Colher as células MCF-7 por centrifugação a 560-G por três minutos, a quatro graus Celsius. Adicione 500 microlitros de RL-1 tamponada a cinco vezes 10 às seis células e misture bem até que nenhuma massa celular seja visível. Em seguida, transfira os homogeneizados celulares para uma coluna de limpeza de DNA embutida no tubo de coleta.

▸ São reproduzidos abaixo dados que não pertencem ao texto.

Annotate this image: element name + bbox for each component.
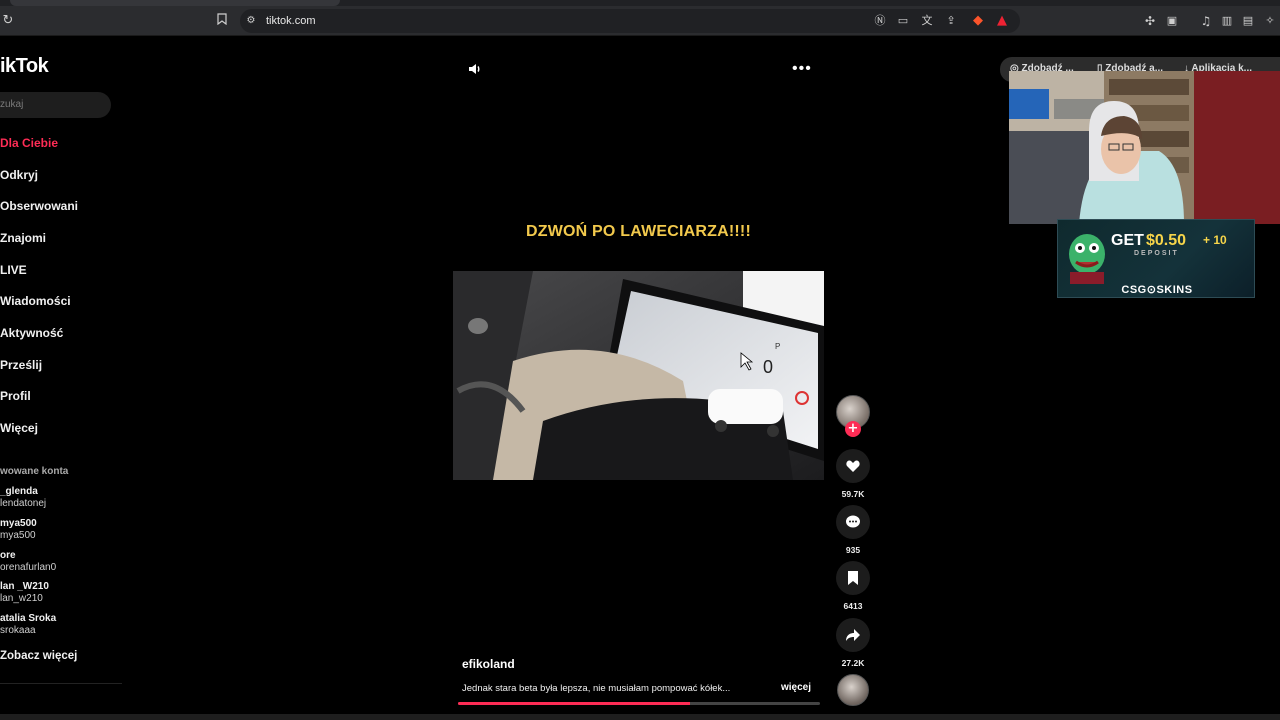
- comment-icon: [846, 515, 860, 528]
- csgo-skins-ad[interactable]: GET $0.50 + 10 DEPOSIT CSG⊙SKINS: [1057, 219, 1255, 298]
- wallet-icon[interactable]: ▤: [1240, 13, 1256, 29]
- share-icon[interactable]: ⇪: [943, 13, 959, 29]
- nav-friends[interactable]: Znajomi: [0, 231, 46, 245]
- site-info-icon[interactable]: ⚙: [243, 13, 259, 29]
- mascot-icon: [1069, 234, 1105, 284]
- ad-amount: $0.50: [1146, 232, 1187, 249]
- bottom-edge: [0, 714, 1280, 720]
- video-player[interactable]: 0 P: [453, 271, 824, 480]
- browser-toolbar: ↻ ⚙ tiktok.com Ⓝ ▭ 文 ⇪ ◆ ▲ ✣ ▣ ♫ ▥ ▤ ✧: [0, 6, 1280, 36]
- search-placeholder: zukaj: [0, 99, 24, 110]
- dashboard-gear: P: [775, 342, 780, 351]
- account-handle: lan_w210: [0, 593, 43, 604]
- streamer-webcam-image: [1009, 71, 1280, 224]
- follow-plus-icon[interactable]: +: [845, 421, 861, 437]
- nav-explore[interactable]: Odkryj: [0, 168, 38, 182]
- followed-accounts-title: wowane konta: [0, 466, 69, 477]
- video-description: Jednak stara beta była lepsza, nie musia…: [462, 683, 731, 694]
- nav-profile[interactable]: Profil: [0, 389, 31, 403]
- save-count: 6413: [843, 601, 863, 611]
- nav-for-you[interactable]: Dla Ciebie: [0, 136, 58, 150]
- brave-icon[interactable]: ◆: [970, 13, 986, 29]
- bookmark-icon[interactable]: [214, 13, 230, 29]
- translate-icon[interactable]: 文: [919, 13, 935, 29]
- nav-live[interactable]: LIVE: [0, 263, 27, 277]
- account-item[interactable]: _glenda lendatonej: [0, 486, 46, 510]
- dashboard-speed: 0: [763, 357, 773, 377]
- sidebar-icon[interactable]: ▥: [1219, 13, 1235, 29]
- tiktok-logo[interactable]: ikTok: [0, 55, 49, 78]
- cast-icon[interactable]: ▭: [895, 13, 911, 29]
- video-progress-fill: [458, 702, 690, 705]
- account-handle: orenafurlan0: [0, 562, 57, 573]
- nav-more[interactable]: Więcej: [0, 421, 38, 435]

Centrifugar as amostras a 85-50-G por dois minutos, a quatro graus Celsius. Após a centrifugação, remova a coluna de limpeza do DNA, retendo o sobrenadante no tubo de coleta. Adicione 800 microlitros de tampão RL-2 e 500 microlitros do sobrenadante e misture delicadamente.
Em seguida, transfira 700 microlitros da mistura para uma coluna somente de RNA embutida no tubo de coleta. Centrifugar o tubo a 8, 550-G por um minuto, a quatro graus Celsius. Em seguida, descarte o fluxo no tubo de coleta.
Lave a coluna somente de RNA primeiro com 500 mililitros de tampão RW-1 e, em seguida, com 700 mililitros de tampão RW-2, centrifugando por um minuto a 8, 550-G e quatro graus Celsius a cada lavagem. Depois de remover o RW-2 residual por centrifugação novamente, transferir a coluna somente de RNA para um novo tubo de coleta. Adicione 100 microlitros de água deionizada livre de RNAs, pré-aquecida a 65 graus Celsius ao centro da membrana na coluna somente de RNA, e aguarde dois minutos.
Em seguida, centrifugar a 8, 550-G por um minuto, a quatro graus Celsius para coletar a solução de RNA. Configure a mistura de reação para PCR e, em seguida, defina as condições de reação de PCR do sistema. Execute o procedimento de QRT PCR.
A QRT PCR mostrou que o tratamento com cilindricidade promoveu a expressão gênica dos fatores pró-apoptóticos, CC-9, CC-7, CC-3, vim e vax, enquanto inibiu a expressão gênica do antiapoptótico BCL-2. Além disso, a administração de cilindros reduziu os níveis de expressão gênica de PI-3K, AKT, M-tor, HIF1-Alpha e Fox-01.